3. Call StartMovingOnPath() with the necessary parameters.

   

4. The MoveOnPath event is triggered during each iteration of the movement process, allowing you to update the position and rotation of the actor. This gives you full control over the actor's movement along the path, allowing for smooth transitions and rotation as it progresses along the tiles.

   

   Again, I recommend checking out the BP_GridInteractions actor for practical examples.

Avoiding Obstacles

There are two ways to avoid tiles of a specific TileType.

The first method is by adding it to the TypesToBlock array in the Pathfinding component. Any type added to this array will be considered invalid, essentially treating it as though it doesn't exist for pathfinding purposes.

The second method involves setting high MovementCosts using the relevant data tables. Pathfinding will naturally avoid these high-cost tiles in favor of more efficient paths. If a TileType is added to the TypesToIgnore array, it will be considered the path of least resistance and be prioritized.

Pathfinding avoids triple cost (yellow) tiles.

Large Scale Pathfinding

The Pathfinding component is optimized for handling large grids.
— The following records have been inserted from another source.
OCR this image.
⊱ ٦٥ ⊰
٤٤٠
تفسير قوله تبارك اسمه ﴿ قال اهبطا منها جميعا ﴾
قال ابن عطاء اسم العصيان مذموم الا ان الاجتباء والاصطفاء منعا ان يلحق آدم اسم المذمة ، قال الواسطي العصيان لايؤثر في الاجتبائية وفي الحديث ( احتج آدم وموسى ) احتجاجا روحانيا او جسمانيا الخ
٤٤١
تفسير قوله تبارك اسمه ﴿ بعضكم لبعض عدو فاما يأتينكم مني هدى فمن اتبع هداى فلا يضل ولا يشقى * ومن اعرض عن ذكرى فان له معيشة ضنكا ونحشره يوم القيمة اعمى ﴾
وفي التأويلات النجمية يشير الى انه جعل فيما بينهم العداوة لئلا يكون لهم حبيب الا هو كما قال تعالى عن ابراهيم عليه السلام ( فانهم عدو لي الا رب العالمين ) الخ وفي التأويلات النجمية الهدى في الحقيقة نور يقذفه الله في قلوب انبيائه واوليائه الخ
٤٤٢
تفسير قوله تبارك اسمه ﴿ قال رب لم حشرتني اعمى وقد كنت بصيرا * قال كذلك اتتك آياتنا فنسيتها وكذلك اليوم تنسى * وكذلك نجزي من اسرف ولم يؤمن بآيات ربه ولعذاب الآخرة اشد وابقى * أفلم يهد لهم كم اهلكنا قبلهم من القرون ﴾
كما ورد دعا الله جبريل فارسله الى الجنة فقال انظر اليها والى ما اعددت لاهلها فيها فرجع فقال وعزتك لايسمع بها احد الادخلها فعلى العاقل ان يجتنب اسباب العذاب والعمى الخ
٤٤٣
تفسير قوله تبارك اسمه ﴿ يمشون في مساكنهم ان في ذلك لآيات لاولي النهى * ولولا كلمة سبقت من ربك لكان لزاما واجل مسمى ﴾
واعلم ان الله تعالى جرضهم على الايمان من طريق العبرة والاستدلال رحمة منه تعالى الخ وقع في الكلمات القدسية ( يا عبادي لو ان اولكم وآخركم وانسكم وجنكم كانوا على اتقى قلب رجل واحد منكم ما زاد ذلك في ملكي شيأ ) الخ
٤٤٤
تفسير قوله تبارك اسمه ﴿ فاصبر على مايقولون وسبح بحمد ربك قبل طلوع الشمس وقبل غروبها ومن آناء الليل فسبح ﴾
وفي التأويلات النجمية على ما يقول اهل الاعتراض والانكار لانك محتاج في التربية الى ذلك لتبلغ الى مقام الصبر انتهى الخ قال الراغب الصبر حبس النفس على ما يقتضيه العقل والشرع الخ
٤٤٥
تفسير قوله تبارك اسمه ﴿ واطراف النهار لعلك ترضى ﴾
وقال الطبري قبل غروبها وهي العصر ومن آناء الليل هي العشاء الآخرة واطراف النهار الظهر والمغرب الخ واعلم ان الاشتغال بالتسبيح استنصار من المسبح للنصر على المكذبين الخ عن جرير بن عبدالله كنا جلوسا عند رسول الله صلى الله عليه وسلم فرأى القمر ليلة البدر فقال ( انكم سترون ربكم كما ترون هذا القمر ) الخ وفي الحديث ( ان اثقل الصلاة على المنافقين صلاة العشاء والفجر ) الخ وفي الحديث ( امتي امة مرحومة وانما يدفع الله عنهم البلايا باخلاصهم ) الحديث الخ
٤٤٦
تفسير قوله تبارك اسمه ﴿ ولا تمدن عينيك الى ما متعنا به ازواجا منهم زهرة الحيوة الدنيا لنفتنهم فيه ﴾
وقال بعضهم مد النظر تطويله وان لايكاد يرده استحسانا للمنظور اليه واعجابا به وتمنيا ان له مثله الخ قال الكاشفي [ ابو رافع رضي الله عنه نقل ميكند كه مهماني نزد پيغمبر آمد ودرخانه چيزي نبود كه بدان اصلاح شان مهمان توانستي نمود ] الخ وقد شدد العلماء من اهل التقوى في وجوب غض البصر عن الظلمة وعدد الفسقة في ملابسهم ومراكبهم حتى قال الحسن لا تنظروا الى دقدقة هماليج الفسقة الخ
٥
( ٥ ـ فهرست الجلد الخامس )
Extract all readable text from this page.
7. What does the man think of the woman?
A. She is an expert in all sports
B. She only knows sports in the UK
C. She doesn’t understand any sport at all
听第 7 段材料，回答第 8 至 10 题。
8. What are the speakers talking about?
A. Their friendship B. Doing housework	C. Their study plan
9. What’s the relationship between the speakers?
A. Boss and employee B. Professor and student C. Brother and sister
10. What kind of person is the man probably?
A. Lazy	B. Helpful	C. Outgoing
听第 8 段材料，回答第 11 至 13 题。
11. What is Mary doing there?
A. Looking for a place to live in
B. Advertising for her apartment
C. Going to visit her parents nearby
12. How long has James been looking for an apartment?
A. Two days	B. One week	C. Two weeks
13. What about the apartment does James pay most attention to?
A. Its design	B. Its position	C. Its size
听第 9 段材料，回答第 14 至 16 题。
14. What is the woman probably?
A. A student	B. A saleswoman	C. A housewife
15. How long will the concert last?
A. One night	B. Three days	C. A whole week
To take full advantage of its capabilities, use FindPathAsync() for grids larger than 200x200. This prevents FPS drops and ensures a smooth player experience. While high-frequency async pathfinding has been tested on large grids, it should still be used cautiously, as certain settings may cause frame drops.

Recommended Settings

To maintain smooth real-time async pathfinding on massive grids, here are some best practices. These settings have been tested on MegaGrid's maximum supported size of 300x300 tiles.
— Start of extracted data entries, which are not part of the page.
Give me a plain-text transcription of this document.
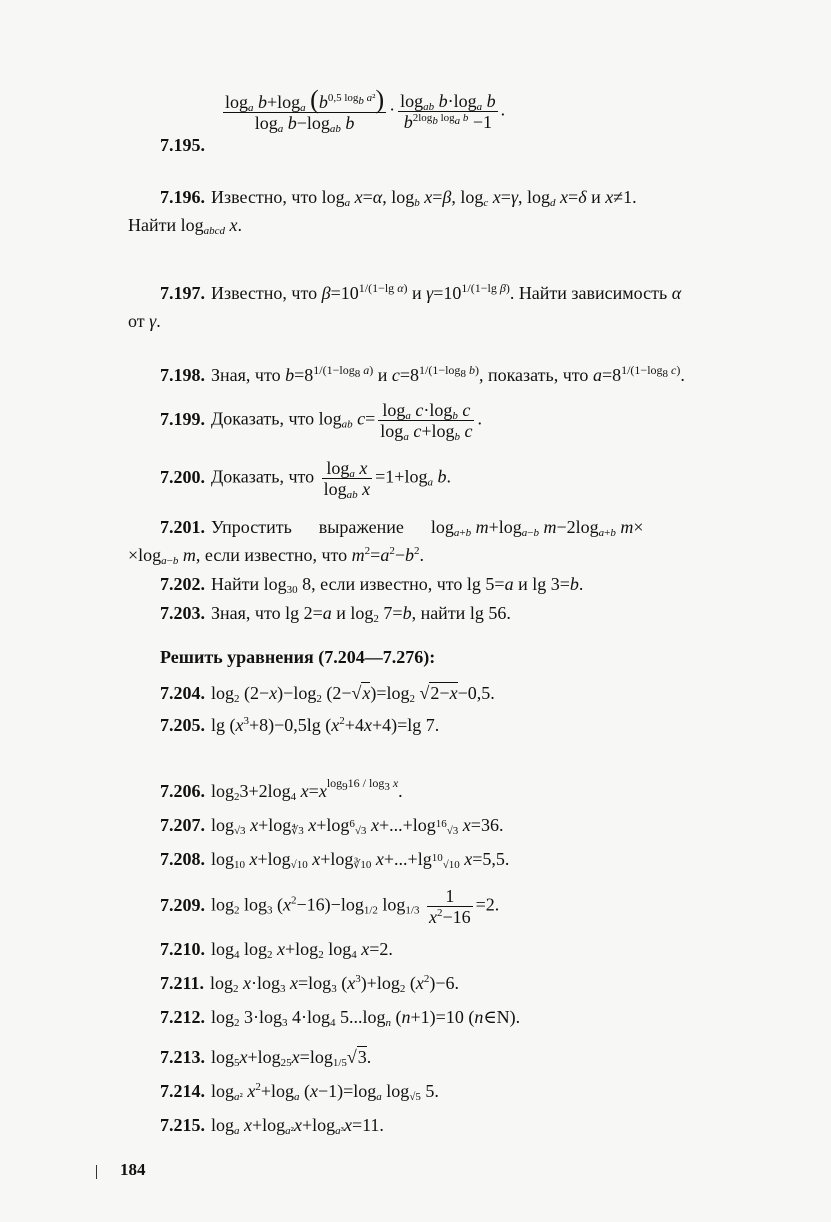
7.195.
$\frac{\log_a b+\log_a (b^{0,5 log_b a^2})}{\log_a b-\log_{ab} b} \cdot \frac{\log_{ab} b\cdot\log_a b}{b^{2log_b log_a b} -1}$ .
7.196. Известно, что $\log_a x=\alpha$, $\log_b x=\beta$, $\log_c x=\gamma$, $\log_d x=\delta$ и x≠1.
Найти $\log_{abcd} x$.
7.197. Известно, что $\beta=10^{1/(1-lg \alpha)}$ и $\gamma=10^{1/(1-lg \beta)}$. Найти зависимость α
от γ.
7.198. Зная, что $b=8^{1/(1-log_8 a)}$ и $c=8^{1/(1-log_8 b)}$, показать, что $a=8^{1/(1-log_8 c)}$.
7.199. Доказать, что $\log_{ab} c= \frac{\log_a c\cdot\log_b c}{\log_a c+\log_b c}$ .
7.200. Доказать, что $\frac{\log_a x}{\log_{ab} x} =1+\log_a$ b.
7.201. Упростить      выражение      $\log_{a+b} m+\log_{a-b}$ $m-2\log_{a+b}$ m×
$\times\log_{a-b}$ m, если известно, что $m^2=a^2-b^2$.
7.202. Найти $\log_{30} 8$, если известно, что lg 5=a и lg 3=b.
7.203. Зная, что lg 2=a и $\log_2 7=b$, найти lg 56.
Решить уравнения (7.204—7.276):
7.204. $\log_2 (2-x)-\log_2$ $(2-√x)=\log_2$ √2−x−0,5.
7.205. $\lg (x^3+8)-0,5\lg$ $(x^2+4x+4)=\lg$ 7.
7.206. $\log_23+2\log_4$ $x=x^{log_916 / log_3 x}$.
7.207. $\log_{√3} x+\log_{∜3}$ $x+\log_{^6√3}$ $x+...+\log_{^{16}√3}$ x=36.
7.208. $\log_{10} x+\log_{√10}$ $x+\log_{∛10}$ $x+...+\lg_{^{10}√10}$ x=5,5.
7.209. $\log_2 \log_3 (x^2-16)-\log_{1/2}$ $\log_{1/3} \frac{1}{x^2-16} =2$.
7.210. $\log_4 \log_2 x+\log_2$ $\log_4 x=2$.
7.211. $\log_2 x\cdot\log_3$ $x=\log_3$ $(x^3)+\log_2$ $(x^2)-6$.
7.212. $\log_2 3\cdot\log_3$ $4\cdot\log_4$ $5...\log_n$ (n+1)=10 (n∈N).
7.213. $\log_5x+\log_{25}x=\log_{1/5}√3$.
7.214. $\log_{a^2} x^2+\log_a$ $(x-1)=\log_a$ $\log_{√5} 5$.
7.215. $\log_a x+\log_{a^2}x+\log_{a^3}x=11$.
184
1. Limiting MaxPathLength and MaxIterations

Always set limits on these two parameters, regardless of grid size.

• MaxPathLength should never exceed an agent’s available movement points.
• MaxIterations rarely needs to be higher than 40,000.

2. Dynamically Adjusting Biases

As explained in the Advanced Settings, pathfinding uses specific biases that can be adjusted for better performance.

• Preliminary Pathfinding (Real-Time Cursor Movement):
  Increase DistanceBias to be greater than MovementCostBias. This sacrifices accuracy but allows for quick path previews while moving the cursor.

• Final Path Calculation (When Selecting a Target Tile):
  Reverse the biases—set DistanceBias lower than MovementCostBias. This prioritizes movement cost, leading to a more accurate final path.

This method balances performance and accuracy: the initial real-time pathfinding is lightweight, and only the final selection triggers a more precise but expensive calculation.

You can see this implementation in action in BP_GridInteractions.

End Note

There’s likely much more to pathfinding than what I’ve covered here—it could easily fill an entire separate document! I also don’t remember every technical detail that goes into the algorithm.

If you come across something that isn’t covered, feel free to reach out!

This guide should give you a solid starting point for pathfinding in MegaGrid. Be sure to check out the provided example projects to get familiar with implementation best practices.